For those who reject meritocracy and demand equal results, even race-conscious policies such as affirmative action are diversionary. “The aim of affirmative action,” the book’s editors insist, is to “create enough exceptions to white privilege to make the mythology of equal opportunity seem at least plausible.” Such policies are an inadequate response to the persistence of “white supremacy.”
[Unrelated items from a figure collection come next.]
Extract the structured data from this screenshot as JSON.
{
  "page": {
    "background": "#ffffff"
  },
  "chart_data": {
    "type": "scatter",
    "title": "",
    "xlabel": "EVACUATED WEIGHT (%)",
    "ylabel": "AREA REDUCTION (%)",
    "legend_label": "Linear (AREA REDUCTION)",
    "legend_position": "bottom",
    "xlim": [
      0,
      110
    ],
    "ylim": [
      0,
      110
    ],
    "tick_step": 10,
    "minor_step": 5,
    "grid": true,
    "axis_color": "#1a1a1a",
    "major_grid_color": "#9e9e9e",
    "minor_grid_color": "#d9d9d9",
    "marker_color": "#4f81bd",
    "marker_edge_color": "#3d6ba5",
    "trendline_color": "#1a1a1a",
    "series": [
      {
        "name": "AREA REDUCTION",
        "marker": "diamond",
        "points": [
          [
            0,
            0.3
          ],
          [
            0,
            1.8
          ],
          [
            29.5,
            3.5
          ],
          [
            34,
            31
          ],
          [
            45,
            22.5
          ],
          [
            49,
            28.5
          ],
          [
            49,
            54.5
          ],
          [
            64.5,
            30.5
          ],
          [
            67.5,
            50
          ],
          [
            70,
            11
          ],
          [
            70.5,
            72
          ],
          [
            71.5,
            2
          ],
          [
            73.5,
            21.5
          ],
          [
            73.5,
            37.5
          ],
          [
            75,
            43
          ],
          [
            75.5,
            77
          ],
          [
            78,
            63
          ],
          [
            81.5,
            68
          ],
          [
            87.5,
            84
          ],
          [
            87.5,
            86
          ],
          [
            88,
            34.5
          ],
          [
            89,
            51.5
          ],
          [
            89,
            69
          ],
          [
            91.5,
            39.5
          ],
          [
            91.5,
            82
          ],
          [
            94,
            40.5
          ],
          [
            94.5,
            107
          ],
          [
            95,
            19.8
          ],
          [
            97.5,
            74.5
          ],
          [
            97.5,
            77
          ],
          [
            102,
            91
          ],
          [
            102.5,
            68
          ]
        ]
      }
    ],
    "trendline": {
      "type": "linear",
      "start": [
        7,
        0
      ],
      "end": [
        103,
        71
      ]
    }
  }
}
Following Gramsci’s lead, critical race theory has used mainstream concepts such as equality and inclusion to wage a highly effective war of position against liberal ideology. Some liberals have been co-opted, and others silenced. But now the debate has moved to states and school districts around the country, and many parents don’t like what they are seeing. Presenting an honest view of American history in public schools is one thing, parents say, but focusing the curriculum on the “1619 Project” is quite another. Hiring practices and workplaces should be fair and welcoming to all, employees say, but mandatory diversity training premised on the ubiquity of “unconscious racism” and “white fragility” is coercive and insulting.

 

Critical race theory’s popularizers have done the movement no favors. In his bestselling book, “How to Be an Anti-Racist,” Ibram X. Kendi bluntly asserts that “the only remedy to past discrimination is present discrimination. The only remedy to present discrimination is future discrimination.” If prescriptions such as Mr. Kendi’s come to be seen as the inevitable consequence of critical race theory, the movement will end in failure.